Thursday, March 27, 2014

George Springer vs. Starling Marte

We discussed this on the Astros Boxes podcast last night (which should go up at some point in the next 24 hours), but I felt like it was worth a separate post.

The Pirates extended 25-year old left fielder Starling Marte with a 6yr/$31m contract yesterday. This will give the Pirates control over Marte through his Age 31 season with an average annual value of $5.17m, and he wouldn't have been a free agent until 2018.
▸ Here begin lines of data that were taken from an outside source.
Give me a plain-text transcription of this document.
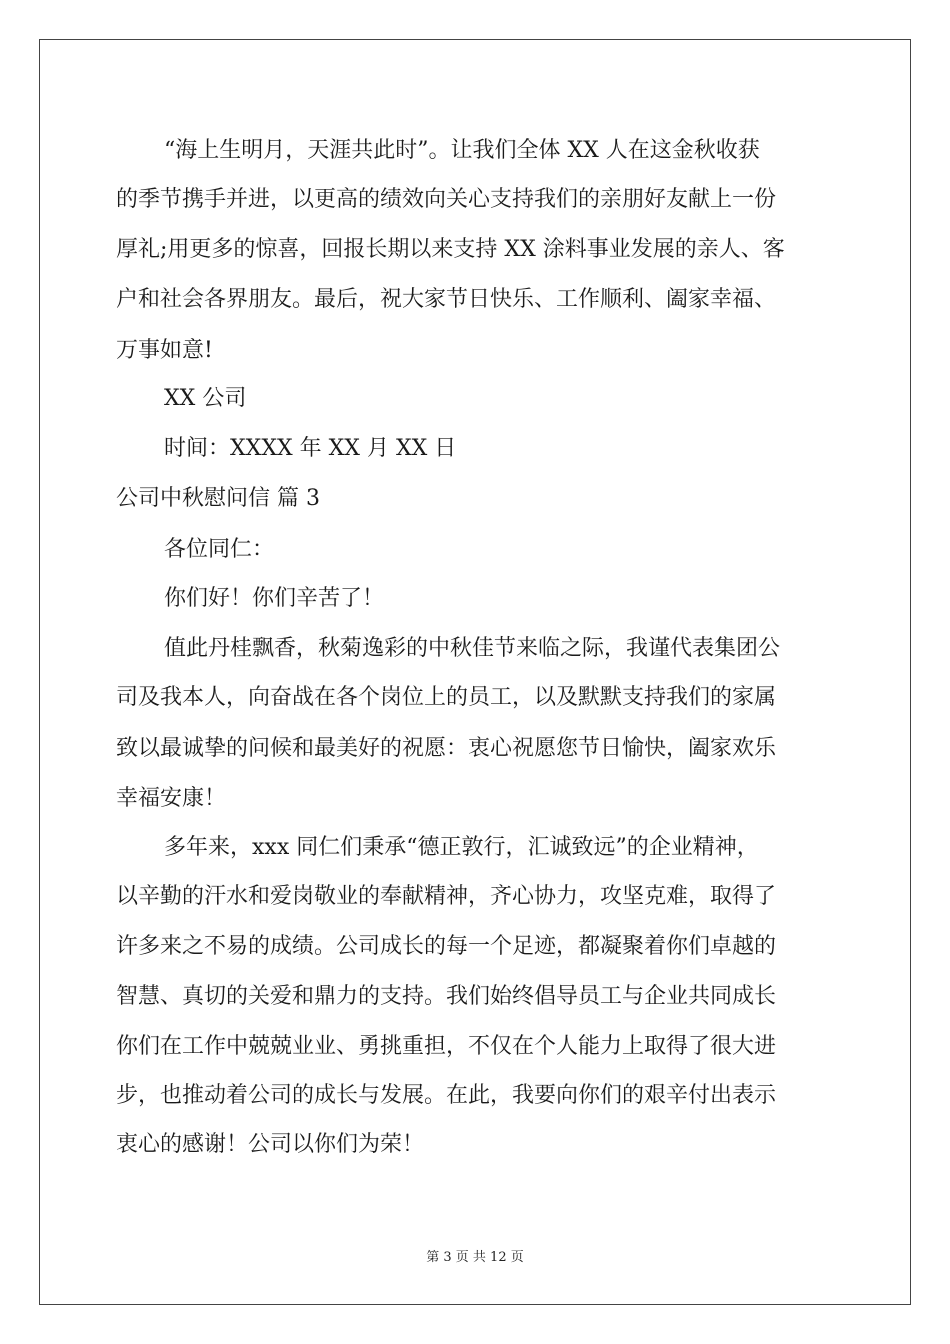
“海上生明月，天涯共此时”。让我们全体 XX 人在这金秋收获

的季节携手并进，以更高的绩效向关心支持我们的亲朋好友献上一份

厚礼;用更多的惊喜，回报长期以来支持 XX 涂料事业发展的亲人、客

户和社会各界朋友。最后，祝大家节日快乐、工作顺利、阖家幸福、

万事如意!

XX 公司

时间：XXXX 年 XX 月 XX 日

公司中秋慰问信 篇 3

各位同仁：

你们好！你们辛苦了！

值此丹桂飘香，秋菊逸彩的中秋佳节来临之际，我谨代表集团公

司及我本人，向奋战在各个岗位上的员工，以及默默支持我们的家属

致以最诚挚的问候和最美好的祝愿：衷心祝愿您节日愉快，阖家欢乐

幸福安康！

多年来，xxx 同仁们秉承“德正敦行，汇诚致远”的企业精神，

以辛勤的汗水和爱岗敬业的奉献精神，齐心协力，攻坚克难，取得了

许多来之不易的成绩。公司成长的每一个足迹，都凝聚着你们卓越的

智慧、真切的关爱和鼎力的支持。我们始终倡导员工与企业共同成长

你们在工作中兢兢业业、勇挑重担，不仅在个人能力上取得了很大进

步，也推动着公司的成长与发展。在此，我要向你们的艰辛付出表示

衷心的感谢！公司以你们为荣！

第 3 页 共 12 页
In 2011 at Double-A, Marte played in 129 games (572 PAs), hit .332/.370/.500 with a 17.5% K-rate and a 3.8% BB-rate. In 2012, Marte played in 99 games at Triple-A (431 PAs), hitting .286/.347/.500 with a 21.1% K-rate/4.4% BB-rate. You know where I'm going with this, right?

George Springer - as you are all well aware and likely tired of by now - turned down a reported 7yr/$31m deal last September. At Double-A in 2013 Springer hit .297/.399/.579 (with a 29.7% K-Rate and a 13% BB-rate) and followed that up by hitting .311/.425/.626 in 266 PAs at Triple-A with a 24.4% K-rate and a 15.4% BB-rate.

To be fair, Springer has a better minor-league track record than Marte. He hits for better average and power than Marte, and he certainly walks a lot more than Marte. And Marte's AAV will be about $1.5m more than what the Astros offered Springer.

But Marte has something Springer doesn't have: 748 PAs of 117 OPS+ offense at the Major League level. In 135 games last season (566 PAs) Marte hit .280/.343/.441, walking 25 times, but stealing 41 bases in addition to ten triples (and 26 doubles and 12 homers). Marte is a solid defensive player with some pop and speed who doesn't walk, and strikes out a decent amount of the time (138 times in 566 PAs). Perhaps that sounds familiar.

That could be George Springer. Springer has 266 PAs above Double-A and the Astros were willing to give him $23m. I'm not criticizing Springer for not taking the deal - betting on himself may pay off big. I'm not criticizing the Astros for offering the deal - if Springer had taken it, then the Astros would have looked like geniuses. I'm simply pointing out that the offer was in the ballpark of a contract agreement between the Pirates and what may be a similar player to George Springer.